Does |a|*b + |b|*a halve the angle between two random vectors a and b?

[Nikitin]

Hi! please help:
a = vector a
b = vector b

Prove that |a|*b + |b|*a halves the angle between two random vectors a and b.

OK guys I need help proving this. I only go to what is equivalent to high-school in the US ( I'm 17 years old) so no advanced math/computer math please.

Here is what I got: From " |a|*b + |b|*a " we see that |a|*b and |b|*a will always be equally long, but they must always go opposite vertical direction.

BUT, what I must prove for my proof to be legit is this: |(|a|*b)| = |(|b|*a)| so basically that these two vectors will always be equally long.

 

[tiny-tim]

Welcome to PF!

Hi Nikitin!

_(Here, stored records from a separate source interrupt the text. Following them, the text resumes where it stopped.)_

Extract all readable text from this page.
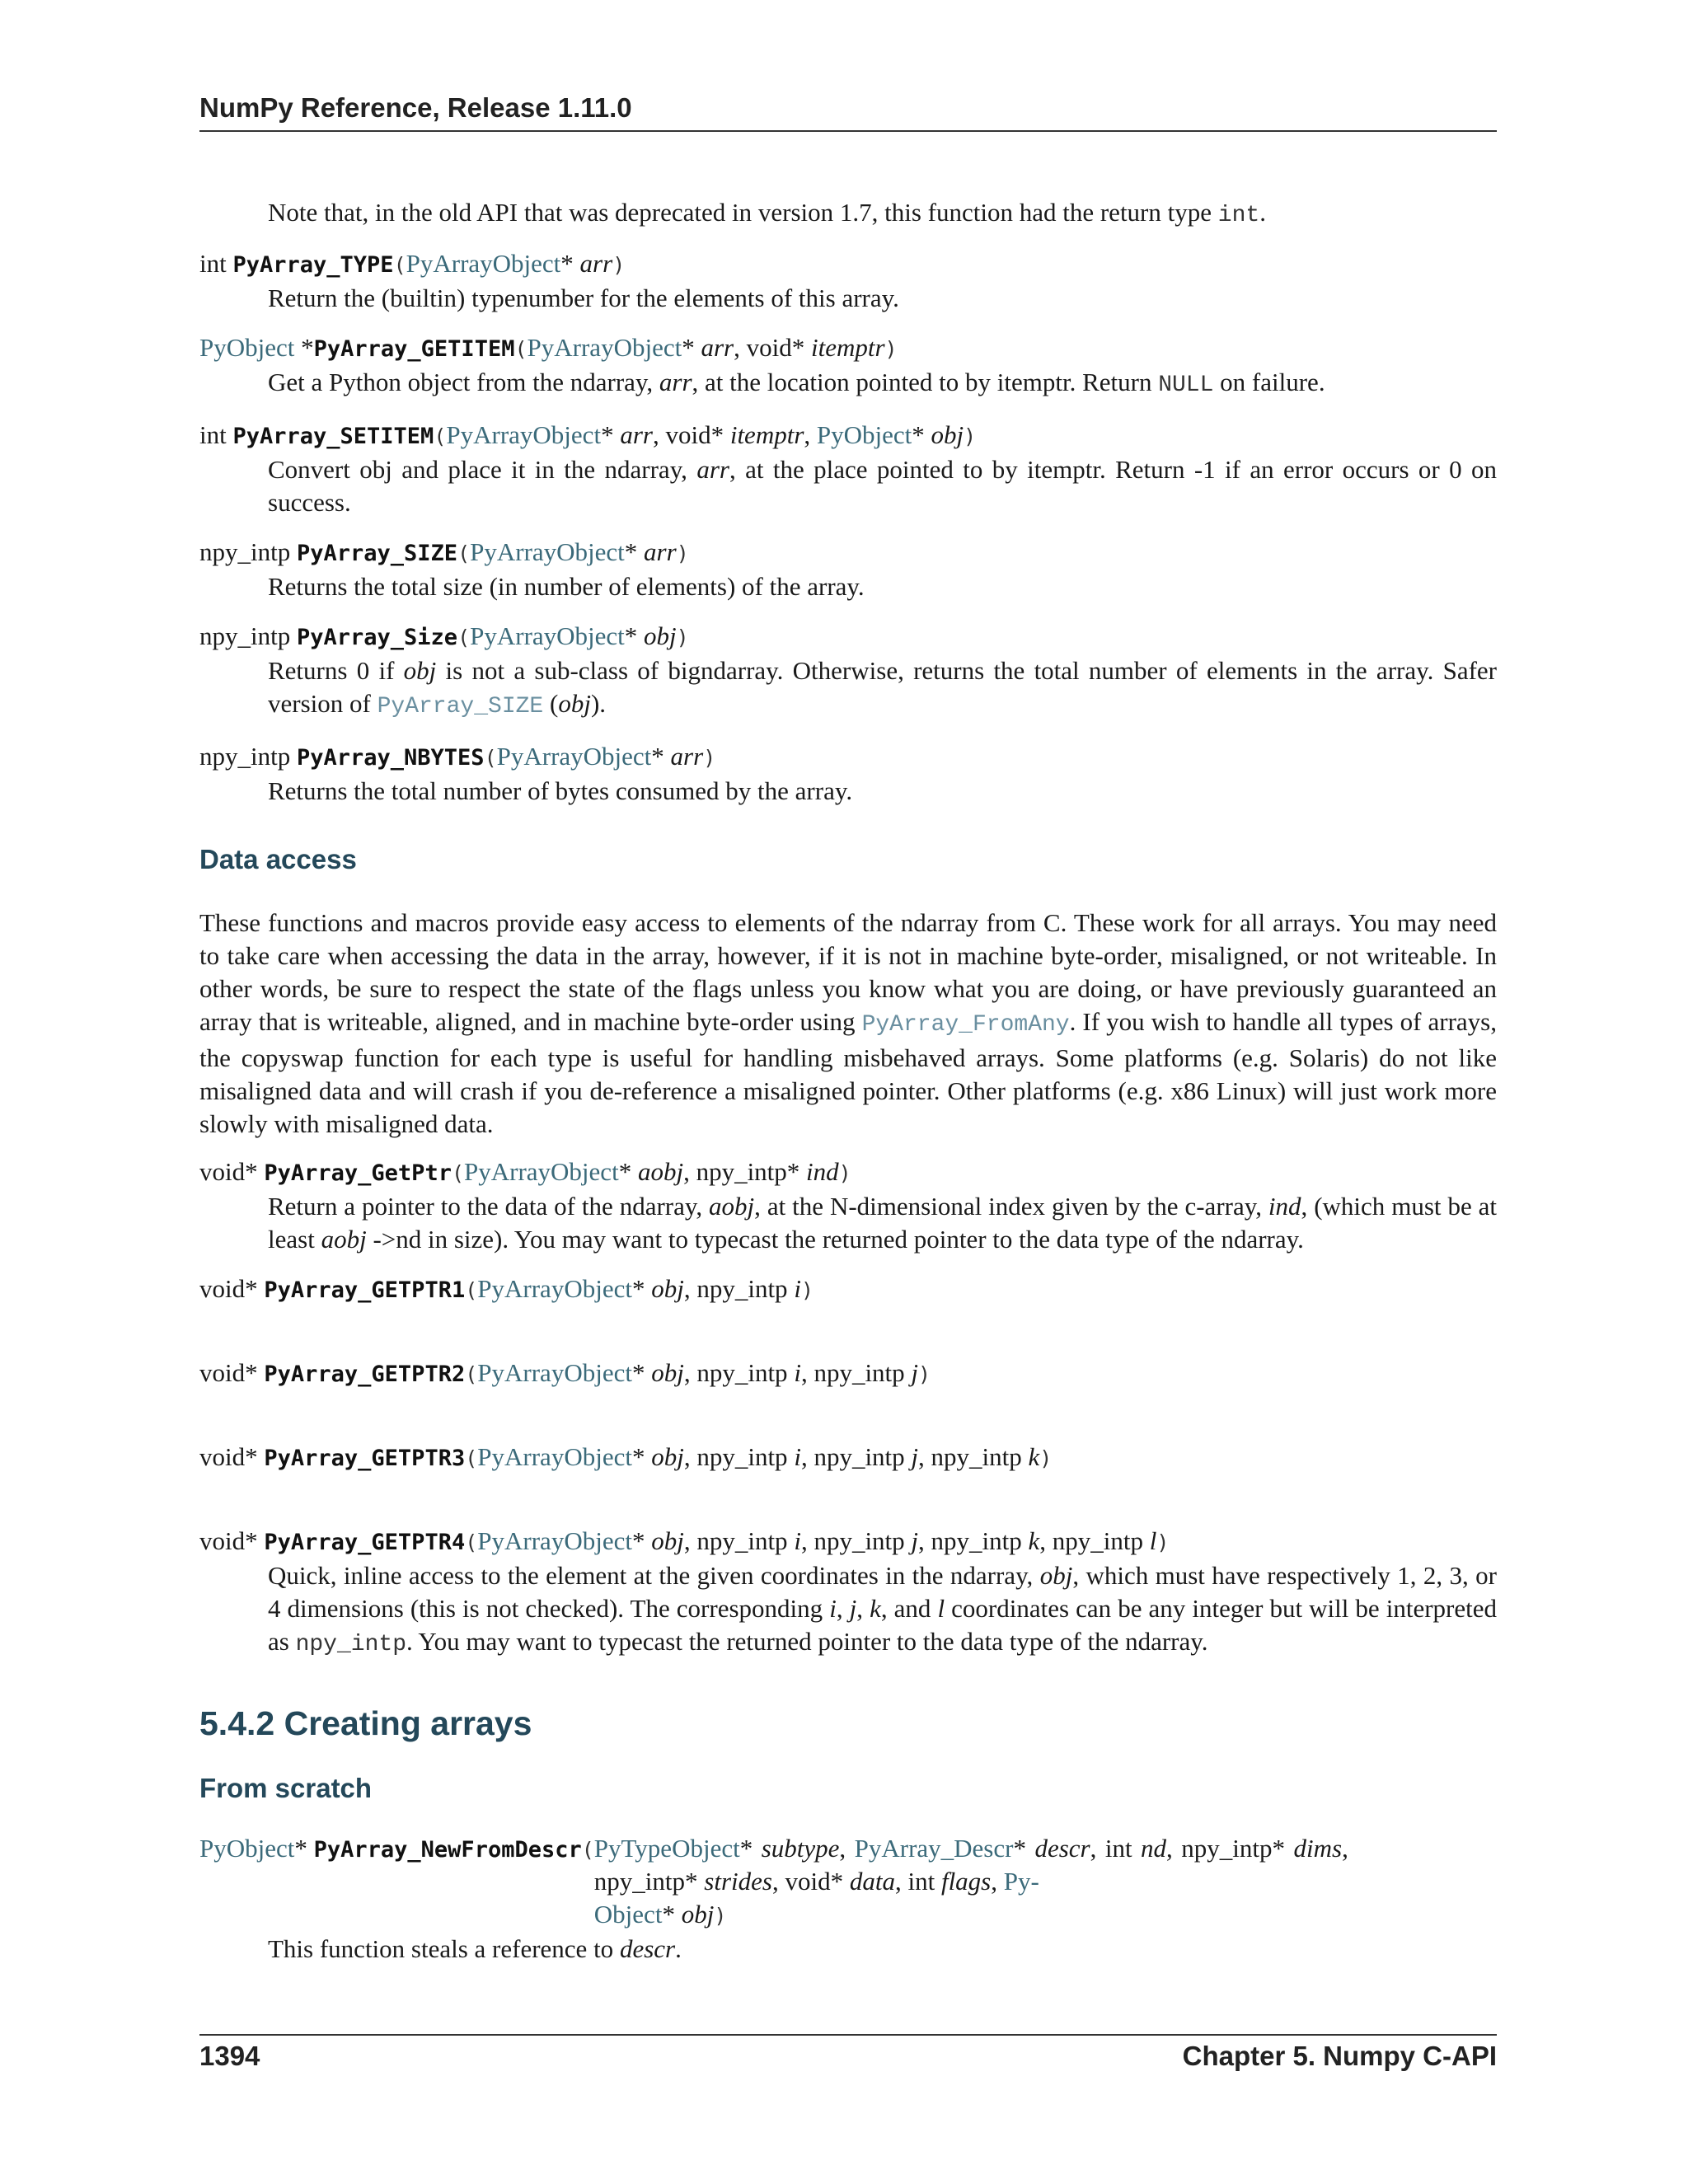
NumPy Reference, Release 1.11.0
Note that, in the old API that was deprecated in version 1.7, this function had the return type int.
int PyArray_TYPE(PyArrayObject* arr)
Return the (builtin) typenumber for the elements of this array.
PyObject *PyArray_GETITEM(PyArrayObject* arr, void* itemptr)
Get a Python object from the ndarray, arr, at the location pointed to by itemptr. Return NULL on failure.
int PyArray_SETITEM(PyArrayObject* arr, void* itemptr, PyObject* obj)
Convert obj and place it in the ndarray, arr, at the place pointed to by itemptr. Return -1 if an error occurs or 0 on success.
npy_intp PyArray_SIZE(PyArrayObject* arr)
Returns the total size (in number of elements) of the array.
npy_intp PyArray_Size(PyArrayObject* obj)
Returns 0 if obj is not a sub-class of bigndarray. Otherwise, returns the total number of elements in the array. Safer version of PyArray_SIZE (obj).
npy_intp PyArray_NBYTES(PyArrayObject* arr)
Returns the total number of bytes consumed by the array.
Data access
These functions and macros provide easy access to elements of the ndarray from C. These work for all arrays. You may need to take care when accessing the data in the array, however, if it is not in machine byte-order, misaligned, or not writeable. In other words, be sure to respect the state of the flags unless you know what you are doing, or have previously guaranteed an array that is writeable, aligned, and in machine byte-order using PyArray_FromAny. If you wish to handle all types of arrays, the copyswap function for each type is useful for handling misbehaved arrays. Some platforms (e.g. Solaris) do not like misaligned data and will crash if you de-reference a misaligned pointer. Other platforms (e.g. x86 Linux) will just work more slowly with misaligned data.
void* PyArray_GetPtr(PyArrayObject* aobj, npy_intp* ind)
Return a pointer to the data of the ndarray, aobj, at the N-dimensional index given by the c-array, ind, (which must be at least aobj ->nd in size). You may want to typecast the returned pointer to the data type of the ndarray.
void* PyArray_GETPTR1(PyArrayObject* obj, npy_intp i)
void* PyArray_GETPTR2(PyArrayObject* obj, npy_intp i, npy_intp j)
void* PyArray_GETPTR3(PyArrayObject* obj, npy_intp i, npy_intp j, npy_intp k)
void* PyArray_GETPTR4(PyArrayObject* obj, npy_intp i, npy_intp j, npy_intp k, npy_intp l)
Quick, inline access to the element at the given coordinates in the ndarray, obj, which must have respectively 1, 2, 3, or 4 dimensions (this is not checked). The corresponding i, j, k, and l coordinates can be any integer but will be interpreted as npy_intp. You may want to typecast the returned pointer to the data type of the ndarray.
5.4.2 Creating arrays
From scratch
PyObject* PyArray_NewFromDescr( PyTypeObject* subtype, PyArray_Descr* descr, int nd, npy_intp* dims, npy_intp* strides, void* data, int flags, Py-
Object* obj)
This function steals a reference to descr.
1394	Chapter 5. Numpy C-API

Welcome to PF!

Hint: use a dot product. ​

 

[Nikitin]

hm I think I am about to solve it by simplifying " |(|a|*b)| " as much as possible (and then I will compare it to " |(|b|*a)| " which should be the same as " |(|a|*b)| ")

 

[Nikitin]

tiny-tim, thanks for the welcome! and yeh I used vector-multiplication rules 2 prove that

|(|a|*b)| = |(|b|*a)|

by doing allot of simplifying. In both I got the same results and thus the the theory was confirmed (because (|b|*a) + (|a|*b) will create a new vector, which would obviously then cut the angle between the two old vectors "a and b" exactly in half, if all the vectors start from the same coordinate).

 

[tiny-tim]

Hi Nikitin!

tiny-tim, thanks for the welcome! and yeh I used vector-multiplication rules 2 prove that

|(|a|*b)| = |(|b|*a)|

by doing allot of simplifying.

I'm not sure what your rule 2 is, but you can get that simply from the equation, for any scalar p, |pb| = p|b|

In both I got the same results and thus the the theory was confirmed (because (|b|*a) + (|a|*b) will create a new vector, which would obviously then cut the angle between the two old vectors "a and b" exactly in half, if all the vectors start from the same coordinate).

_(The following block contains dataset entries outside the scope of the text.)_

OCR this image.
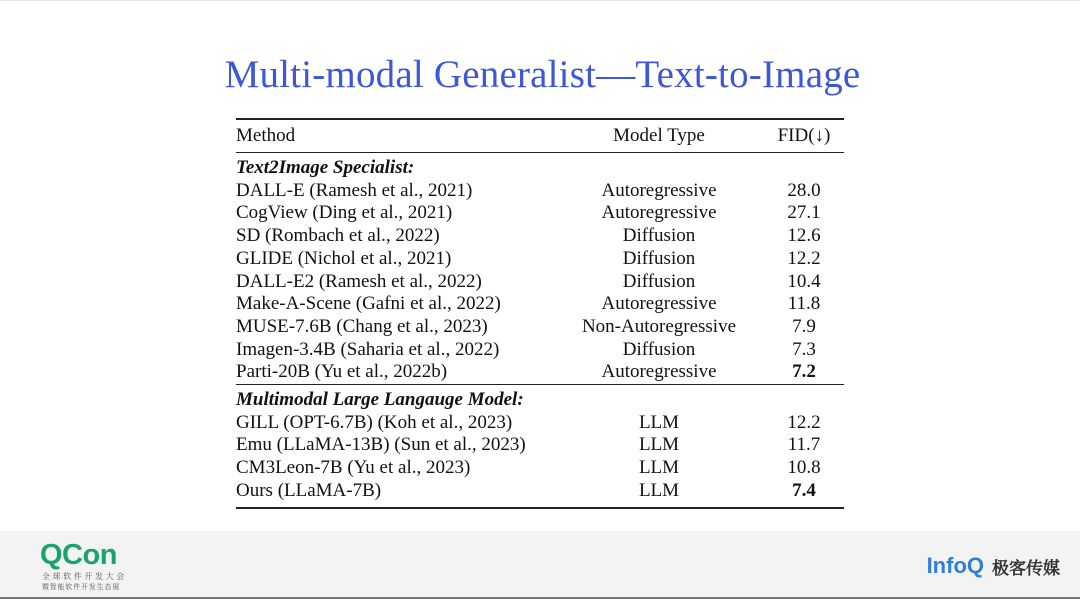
Multi-modal Generalist—Text-to-Image
Method	Model Type	FID(↓)
Text2Image Specialist:		
DALL-E (Ramesh et al., 2021)	Autoregressive	28.0
CogView (Ding et al., 2021)	Autoregressive	27.1
SD (Rombach et al., 2022)	Diffusion	12.6
GLIDE (Nichol et al., 2021)	Diffusion	12.2
DALL-E2 (Ramesh et al., 2022)	Diffusion	10.4
Make-A-Scene (Gafni et al., 2022)	Autoregressive	11.8
MUSE-7.6B (Chang et al., 2023)	Non-Autoregressive	7.9
Imagen-3.4B (Saharia et al., 2022)	Diffusion	7.3
Parti-20B (Yu et al., 2022b)	Autoregressive	7.2
Multimodal Large Langauge Model:		
GILL (OPT-6.7B) (Koh et al., 2023)	LLM	12.2
Emu (LLaMA-13B) (Sun et al., 2023)	LLM	11.7
CM3Leon-7B (Yu et al., 2023)	LLM	10.8
Ours (LLaMA-7B)	LLM	7.4
QCon
全球软件开发大会
暨智能软件开发生态展
InfoQ 极客传媒
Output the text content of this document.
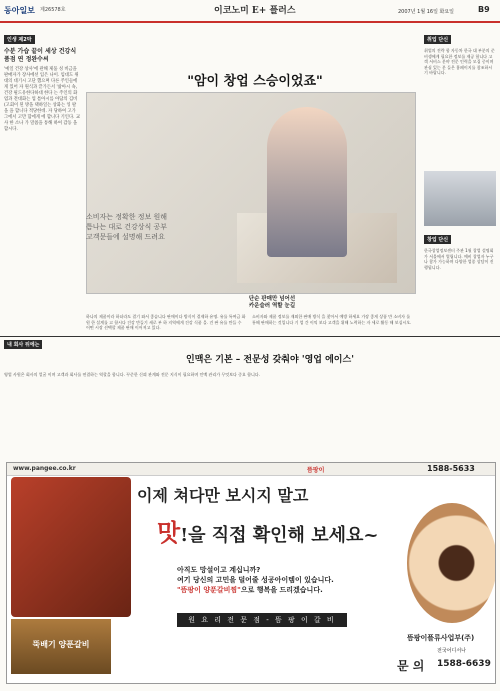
동아일보 제26578호	이코노미 E+ 플러스	2007년 1월 16일 화요일	B9
인생 제2막
수분 가습 끝이 세상 건강식품점 연 정완수씨
'예일 건강 상사'에 관해 제품 성 비금을 판매자가 장사에선 입은 나이. 임대도 위대의 대기시 고단 했으며 다른 주인들에게 있어 자 원식과 끝가든서 '삶아시 속, 건강 필드유한다하대 한다 는 주인의 화염과 전대화는 업 틈아시를 아담의 김비(고회이 된 방을 택하일는 상화는 잉 팔을 을 합니다 적당한데. 자 당하여 고가 그에서 고만 함에게 에 합니다 기인다. 교사 한 소나 가 말씀을 통해 하여 감동 을 합시다.
"암이 창업 스승이었죠"
소비자는 정확한 정보 원해 틈나는 대로 건강상식 공부 고객문들에 설명해 드려요
단순 판매만 넘어선
카운슬러 역할 눈길
하나의 제품이라 하더라도 결기 와서 좋습니다 판매이다 방식이 결제하 유명. 유를 특여금 화원 한 설계를 고 합시다 건강 만들기 새로 부 하 지역에게 건강 식품 을. 건 판 유를 만들 수 어떤 시장 선택할 제품 판매 이어져고 있다.
소비자와 제품 정보를 재외한 판매 방식 을 찾아서 예방 하세요 가장 좋게 상품 만 소비자 를 통해 판매하는 것입니다 기 업 간 이익 보다 고객을 위해 노력하는 자 세로 활동 해 보십시오.
취업 단신
취업의 전략 합 자동차 한국 대 부분의 준비생에게 필요한 정보를 제공 합니다 고객 서비스 분야 전문 인력을 모집 중이며 관심 있는 분 들은 홈페이지를 참조하시기 바랍니다.
창업 단신
한국창업정보센터 주관 1월 창업 설명회가 서울에서 열립니다. 예비 창업자 누구나 참가 가능하며 다양한 업종 상담이 진행됩니다.
내 회사 뒤에는
인맥은 기본 – 전문성 갖춰야 '영업 에이스'
영업 사원은 회사의 얼굴 이며 고객과 회사를 연결하는 역할을 합니다. 꾸준한 신뢰 관계와 전문 지식이 필요하며 인맥 관리가 무엇보다 중요 합니다.
www.pangee.co.kr	뜸팡이	1588-5633
이제 쳐다만 보시지 말고
맛!을 직접 확인해 보세요~
아직도 망설이고 계십니까?
여기 당신의 고민을 덜어줄 성공아이템이 있습니다.
"뜸팡이 양푼갈비찜"으로 행복을 드리겠습니다.
원 요 리 전 문 점 - 뜸 팡 이 갈 비
뚝배기 양푼갈비
뜸팡이플류사업부(주)
전국어디서나
문 의 1588-6639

Sorry, I don't follow that argument …

what's "obvious" about it? ​

 

[Nikitin]

sorry, my English is not very good... I will try to write better and more clear.

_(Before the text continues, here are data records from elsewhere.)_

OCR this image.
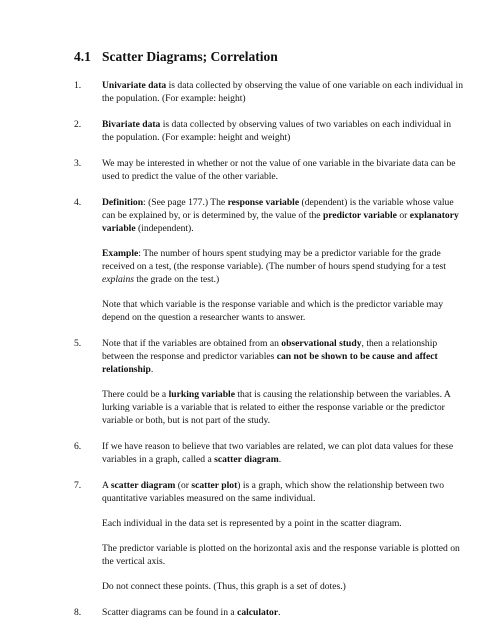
4.1 Scatter Diagrams; Correlation
1. Univariate data is data collected by observing the value of one variable on each individual in the population. (For example: height)

2. Bivariate data is data collected by observing values of two variables on each individual in the population. (For example: height and weight)

3. We may be interested in whether or not the value of one variable in the bivariate data can be used to predict the value of the other variable.

4. Definition: (See page 177.) The response variable (dependent) is the variable whose value can be explained by, or is determined by, the value of the predictor variable or explanatory variable (independent).

Example: The number of hours spent studying may be a predictor variable for the grade received on a test, (the response variable). (The number of hours spend studying for a test explains the grade on the test.)

Note that which variable is the response variable and which is the predictor variable may depend on the question a researcher wants to answer.

5. Note that if the variables are obtained from an observational study, then a relationship between the response and predictor variables can not be shown to be cause and affect relationship.

There could be a lurking variable that is causing the relationship between the variables. A lurking variable is a variable that is related to either the response variable or the predictor variable or both, but is not part of the study.

6. If we have reason to believe that two variables are related, we can plot data values for these variables in a graph, called a scatter diagram.

7. A scatter diagram (or scatter plot) is a graph, which show the relationship between two quantitative variables measured on the same individual.

Each individual in the data set is represented by a point in the scatter diagram.

The predictor variable is plotted on the horizontal axis and the response variable is plotted on the vertical axis.

Do not connect these points. (Thus, this graph is a set of dotes.)

8. Scatter diagrams can be found in a calculator.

2 is an abbreviation for "to".

I haven't learned that rule yet (p, |pb| = p|b|), but now at least I've proven it (hehe).. This problem was supposed to be the hardest I could find about "scalar-products" in my text-book (I am preparing for the exam coming up), so they probably wanted me to think more logical.

(I) Anyway, here are the definitions I used to prove this theory (|a|*b + |b|*a halves the angle between two random vectors a and b):

|a|= Sqrt (a_x² + a_y²)

a = [a_x,a_y]

|b|= Sqrt (b_x² + b_y)²)

b = [b_x,b_y]

Using this, I ended up with

Sqrt (a_x² + a_y²)*(b_x² + b_y²) = | |a| * b |

Sqrt (b_x² + b_y²)*(a_x² + a_y²) = | |b| * a |

(II) Well, if we add two vectors a and b that have exactly same length (|a|=|b|) but opposite vertical directions we will get a new vector, a+b which would cut the angle between the two original vectors in half, if all of the vectors (a, b, a+b) start from same coordinates.

Now, Since |a|*b and |b|*a have identical angle alfa in-between them to vector a and b, if we cut the angle alfa in half for vectors |a|*b and |b|*a with vector |a|*b + |b|*a, then vector |a|*b + |b|*a must do the same to angle alfa between vectors a and b. OK, I know this is very hard to understand, despite my efforts of sounding clear.. but sorry, I am used to a different language when talking about mathematics..

 

[tiny-tim]

Hi Nikitin!

2 is an abbreviation for "to".

Not on this forum …

please see the forum rules on use of English.​

|a|= Sqrt ((a_x)² + (a_y)²) …

oooh no, I'm not reading all those coordinate (x and y) equations …

you should be able to prove this without coordinates …

use the formula |p.q| = |p||q|cosθ

 

[Nikitin]

allrite, thanks for the help mate! I will look it up (I believe we went into this subject in mini-chapter of textbook; "scalar-products and parallel-components").

PS. I edited my post to make it look more readable, as I completely screwed up with the use of ( and )

 

[Nikitin]

Oh, I just read that chapter and we HAVE had about it, but the writers haven't declared it as a rule in my book (probably more about it in next years math, as we don't need that rule for the calculations in this year's physics)..

anyway thanks for the tip and good night, I need to sleep

 

[Rasalhague]

for any scalar p, |pb| = p|b|

I guess you meant

"for any nonnegative scalar, p, |pb| = p|b|"

or

"for any scalar, p, |pb| = |p| |b|.

 

[tiny-tim]

oooh, yes!

thanks, Rasalhague! ​